Please bear in mind significant theory and "I think" follows. Nor am I a great fan of smooth "ball guns" so I might be prejudiced.
I have puzzled over this for quite some time. The question: "Why would someone pay for all the features of a golden age Longrifle then have it made smooth?"
The next fly in the ointment is rebored rifles. I am fairly confidant that in later years when the bore became too large for the owners use, the new owner could not shoot a rifle (eyesight or whatever), the original owner lost his ability to see the sights etc, the rifle needed recut and boring was cheaper, they were bored for shot.
Then we have Walter Cline and others boring and rifling or freshing a number of rifles in the early 20th century. This was pretty widespread before ww-II it would seem, getting rifles shootable again as the NMLRA was starting up, some matches really never died and originals were fairly common and cheap.
There ARE fairly small bore smooth rifles. Calibers in the 40s that were likely made that way, #44 in RCA for example. But I really don't see the point. There had to be some reason but I just can't think of what it could be aside from someone who could not see well enough to shoot a rifle, had no real need of a firearm but wanted something that at looked like a rifle.
Remember that what you OWNED was an indication of WHO you were. If someone who was not a shooter for what ever reason wanted a fancy "rifle" with carving etc as an piece of art or something to show off at militia musters, why would he pay for rifling? Every time I look at the Verner rifle #63 in RCA I wonder why he would cut "Rifle" on the patchbox rather than "Gun" if it was made as a smooth rifle. But we will never know. But 40-42 caliber rifles were know by circa 1770 so theoretically it could be a rebore. Its one of the tanatalizing little questions.
People will say that the SB is more practical. But in calibers under 50-54 (or even bigger) and with the AVAILABLE shot and wadding I am not sure this is a valid argument. We virtually all shoot shotguns with modern shot and wads. Using tow for wadding and poor quality cut or tailed shot will greatly change the effectiveness. A 45 caliber rifle will handle most needs in the east in 1770 and provide a massive savings in powder and lead over a 54-62 smoothbore .
I wish someone would do some testing with period shot and wadding. I have read that the shotgun really was not all that effective with the poor quality shot and wads of the mid-1750s.
On one of the historical websites someone posted an account of a group of 1680s French using "Goose shot" shooting several shots at turkeys in trees and the turkeys did not fly away until some had shot 3-4 shots.

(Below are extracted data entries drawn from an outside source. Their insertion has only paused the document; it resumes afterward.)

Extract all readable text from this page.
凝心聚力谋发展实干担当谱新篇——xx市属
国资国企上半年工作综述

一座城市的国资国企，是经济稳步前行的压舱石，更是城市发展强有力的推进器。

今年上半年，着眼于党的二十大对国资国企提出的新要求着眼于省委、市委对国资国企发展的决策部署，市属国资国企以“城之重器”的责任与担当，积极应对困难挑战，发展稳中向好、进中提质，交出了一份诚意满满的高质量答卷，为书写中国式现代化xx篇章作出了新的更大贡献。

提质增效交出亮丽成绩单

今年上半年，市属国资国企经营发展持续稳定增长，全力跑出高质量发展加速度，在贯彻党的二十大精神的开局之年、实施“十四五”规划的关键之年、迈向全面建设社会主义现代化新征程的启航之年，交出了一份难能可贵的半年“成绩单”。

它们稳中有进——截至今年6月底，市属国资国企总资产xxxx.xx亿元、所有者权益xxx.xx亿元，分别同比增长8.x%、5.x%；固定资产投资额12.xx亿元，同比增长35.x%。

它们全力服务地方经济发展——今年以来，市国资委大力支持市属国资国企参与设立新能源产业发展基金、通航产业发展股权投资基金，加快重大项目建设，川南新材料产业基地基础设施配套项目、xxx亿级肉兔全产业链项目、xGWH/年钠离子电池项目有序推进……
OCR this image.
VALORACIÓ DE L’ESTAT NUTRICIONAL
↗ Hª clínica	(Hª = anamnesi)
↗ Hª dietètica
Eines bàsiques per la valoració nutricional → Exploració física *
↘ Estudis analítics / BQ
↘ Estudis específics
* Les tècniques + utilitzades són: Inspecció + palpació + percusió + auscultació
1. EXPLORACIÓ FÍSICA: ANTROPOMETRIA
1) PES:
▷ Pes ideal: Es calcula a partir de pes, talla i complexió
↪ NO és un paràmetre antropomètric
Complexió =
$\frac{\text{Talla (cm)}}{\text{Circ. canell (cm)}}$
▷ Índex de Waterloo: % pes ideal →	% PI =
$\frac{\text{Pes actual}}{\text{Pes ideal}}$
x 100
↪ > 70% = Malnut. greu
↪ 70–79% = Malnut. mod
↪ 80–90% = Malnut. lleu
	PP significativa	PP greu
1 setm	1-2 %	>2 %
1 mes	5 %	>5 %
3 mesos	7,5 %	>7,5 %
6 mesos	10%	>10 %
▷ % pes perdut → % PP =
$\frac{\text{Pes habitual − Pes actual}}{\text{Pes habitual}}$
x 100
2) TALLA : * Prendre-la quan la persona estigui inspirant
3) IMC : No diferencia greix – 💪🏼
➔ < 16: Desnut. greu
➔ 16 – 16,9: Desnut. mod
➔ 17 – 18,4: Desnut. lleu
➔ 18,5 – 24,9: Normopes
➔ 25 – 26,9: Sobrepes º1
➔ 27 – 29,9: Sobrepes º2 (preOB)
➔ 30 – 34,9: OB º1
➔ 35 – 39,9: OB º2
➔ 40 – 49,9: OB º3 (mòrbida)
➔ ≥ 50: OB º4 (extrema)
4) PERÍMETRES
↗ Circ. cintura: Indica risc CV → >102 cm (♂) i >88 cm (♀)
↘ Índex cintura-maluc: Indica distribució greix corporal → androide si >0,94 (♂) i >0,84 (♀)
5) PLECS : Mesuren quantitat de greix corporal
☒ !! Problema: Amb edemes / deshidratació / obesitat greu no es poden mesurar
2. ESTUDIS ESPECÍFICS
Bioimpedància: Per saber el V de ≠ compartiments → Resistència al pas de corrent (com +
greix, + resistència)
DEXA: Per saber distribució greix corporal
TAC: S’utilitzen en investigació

But they killed no turkeys and the birds finally did fly away.
Finally there were a lot of shooting matches from what I have read and its hard to compete with a smoothbore at 40-60 yards or more if everyone else has a rifle. They generally shot from a rest.
As a side note, sometime after the Civil War, probably in the 1870s there was a turkey match for smoothbores only. One of the gunsmiths in the area scratch rifled a barrel with a lap and coarse emery in his rifling machine. Took the gun to the match resulting in he and the guy with him winning all the turkeys. The rifling was not easily detectable. This is in the "Warner-Lowe papers". It was said that the gun would shoot almost as well as a rifle for 100 shots or so.
Matches are found in journals in the 18th century with varying levels value of being shot for. One at a fort in Rev-War Kentucky was for the lead in the sump used as a backstop. It was like horse racing etc. My rifle is better than yours, matches between makers etc etc.